Ernesto Sartori, Giacomo, 2010 colle, bois, pantalon de chasseur alpin / glue, wood, Alpine hunter pants 107 x 188 x 90 cm photo: Aurélien Mole Courtesy galerie Marcelle Alix, Paris.

Hervé (2011) est un hybride, mi-module architectural mi-personnage cubique, que nous pourrions imaginer entrer dans une marche effrénée aussi bien que devenir meuble de rangement. Son antre est obscur, accessible mais happant, tel un écran de projection pour notre imagination et semblable à une fenêtre dont l’unique ouverture serait vers l’intérieur.

Giacomo (2010) est un personnage mutilé qui semble s’être échappé des dessins de Sartori.

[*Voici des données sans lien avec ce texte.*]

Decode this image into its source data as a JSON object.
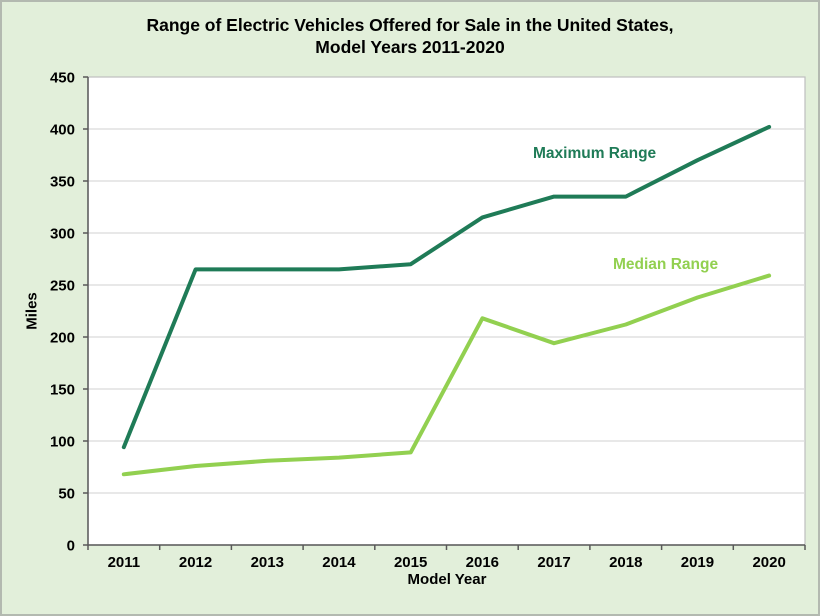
{
  "figure": {
    "title_line1": "Range of Electric Vehicles Offered for Sale in the United States,",
    "title_line2": "Model Years 2011-2020"
  },
  "chart_data": {
    "type": "line",
    "title": "Range of Electric Vehicles Offered for Sale in the United States, Model Years 2011-2020",
    "xlabel": "Model Year",
    "ylabel": "Miles",
    "categories": [
      "2011",
      "2012",
      "2013",
      "2014",
      "2015",
      "2016",
      "2017",
      "2018",
      "2019",
      "2020"
    ],
    "series": [
      {
        "name": "Maximum Range",
        "color": "#1F7B57",
        "values": [
          94,
          265,
          265,
          265,
          270,
          315,
          335,
          335,
          370,
          402
        ]
      },
      {
        "name": "Median Range",
        "color": "#92D050",
        "values": [
          68,
          76,
          81,
          84,
          89,
          218,
          194,
          212,
          238,
          259
        ]
      }
    ],
    "ylim": [
      0,
      450
    ],
    "y_tick_step": 50,
    "y_ticks": [
      0,
      50,
      100,
      150,
      200,
      250,
      300,
      350,
      400,
      450
    ],
    "grid": "horizontal",
    "legend_position": "inline-labels",
    "colors": {
      "page_bg": "#E2EFDA",
      "plot_bg": "#FFFFFF",
      "gridline": "#D9D9D9",
      "plot_border": "#BFBFBF",
      "axis": "#595959",
      "tick_label": "#000000"
    }
  }
}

Sa rencontre avec le réel lui a permis d’acquérir un pantalon de chasseur alpin, à moins que ce ne soit l’inverse. Peut-être Giacomo est-il un chasseur alpin dont le saut dans l’autre monde lui aurait ôté son pantalon, alors devenu trace d’une vie passée chez nous autres humains. Les branches d’arbre et les bouts de bois offrent seuls l’illusion de ses mouvements, un « pied » posé sur le sol,  l’autre sur un module architectural.

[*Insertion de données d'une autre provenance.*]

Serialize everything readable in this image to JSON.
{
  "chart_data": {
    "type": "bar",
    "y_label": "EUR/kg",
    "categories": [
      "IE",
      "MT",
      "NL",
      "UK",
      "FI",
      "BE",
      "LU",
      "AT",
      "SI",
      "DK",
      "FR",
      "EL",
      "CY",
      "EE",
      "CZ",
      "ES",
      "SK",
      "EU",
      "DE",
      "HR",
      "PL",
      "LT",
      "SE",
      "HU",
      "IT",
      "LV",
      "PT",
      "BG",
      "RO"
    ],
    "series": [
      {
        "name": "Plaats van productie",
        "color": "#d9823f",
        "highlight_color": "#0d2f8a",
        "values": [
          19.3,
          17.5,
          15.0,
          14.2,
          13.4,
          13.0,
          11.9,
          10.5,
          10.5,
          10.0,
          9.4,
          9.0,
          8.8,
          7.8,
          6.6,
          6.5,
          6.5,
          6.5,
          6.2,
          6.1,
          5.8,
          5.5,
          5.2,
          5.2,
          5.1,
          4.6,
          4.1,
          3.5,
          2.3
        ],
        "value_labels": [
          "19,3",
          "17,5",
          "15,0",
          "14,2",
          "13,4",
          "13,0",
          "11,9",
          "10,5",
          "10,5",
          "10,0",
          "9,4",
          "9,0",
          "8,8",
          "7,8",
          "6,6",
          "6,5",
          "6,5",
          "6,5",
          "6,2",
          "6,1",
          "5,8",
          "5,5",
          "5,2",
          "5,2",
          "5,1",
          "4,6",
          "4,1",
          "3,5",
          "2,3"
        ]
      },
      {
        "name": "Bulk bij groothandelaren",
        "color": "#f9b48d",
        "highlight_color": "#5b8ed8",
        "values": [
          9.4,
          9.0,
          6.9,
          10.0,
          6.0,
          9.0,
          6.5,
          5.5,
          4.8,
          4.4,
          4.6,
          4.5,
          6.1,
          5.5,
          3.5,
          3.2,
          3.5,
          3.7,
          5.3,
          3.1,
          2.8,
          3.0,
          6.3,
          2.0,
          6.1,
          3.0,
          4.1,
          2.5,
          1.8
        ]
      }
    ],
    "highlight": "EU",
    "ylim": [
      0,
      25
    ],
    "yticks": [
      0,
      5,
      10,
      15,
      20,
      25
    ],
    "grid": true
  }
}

Chez Gary et Duane (2011) est la maquette d’un habitat de cet univers que nous connaissons peu. Le bois est brut, la pente est raide et seule la structure globale est représentée. Pas de compartiments qui prendraient l’apparence de chambres, pas de meubles, pas de personnages visibles. À l’intérieur de ce météorite designé, Gary et Duane vivraient selon des modes qui nous échappent – bien que similaires en certains points. La notion de propriété et la vie en communauté ne leur sont, par exemple, pas si étrangères.

 

Ernesto Sartori, Chez Gary et Duane, Maquette, 2011 peinture et pigments sur bois / paint and pigments on wood 51cm x 103,5cm x l 60cm Vue de l'exposition / exhibition view: RN137, 40mcube, Rennes, 2011.

Les titres de chaque œuvre d’Ernesto Sartori nous mettent sur les pistes d’une narration plus globale. Ce sont des indices qui nous aident à identifier les codes, les habitudes des personnages et leurs relations. Mais s’agit-il d’un monde passé, futur ou parallèle ? La position rarement verticale des habitants pourrait suggérer un retour vers le passé, sur l’échelle de l’évolution humaine. La réalisation manufacturée des constructions l’indiquerait également.

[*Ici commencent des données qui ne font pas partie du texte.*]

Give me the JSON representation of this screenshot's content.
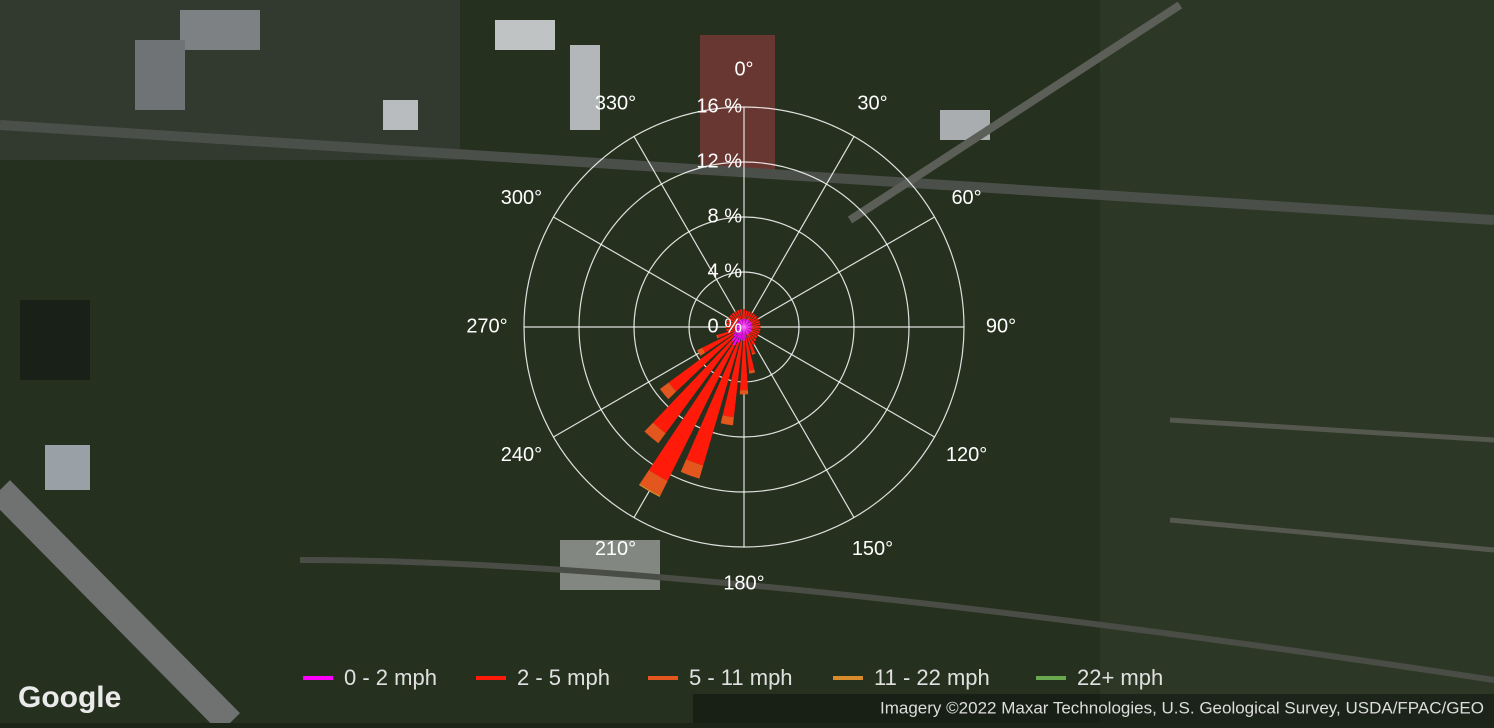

La technicité et la rigueur scientifique mises en œuvre ont cependant permis la réalisation d’objets architecturaux minimalistes aux accents futuristes. La géométrisation des éléments en trois dimensions et la parcellisation triangulaire des territoires dessinés sont aussi le signe de connaissances spatiales acquises à la période contemporaine.

 

Peut-être ce monde est-il alors parallèle au nôtre ? Les modules et objets exposés seraient les reliques d’autres coutumes et croyances, les souvenirs de voyage de l’artiste dans une terra incognita mais bien réelle, que nous tentons désespérément d’adapter à notre propre contexte et de comprendre selon une grille de lecture erronée. Penchez un peu la tête, faites un bond de côté et tout  deviendra beaucoup plus clair.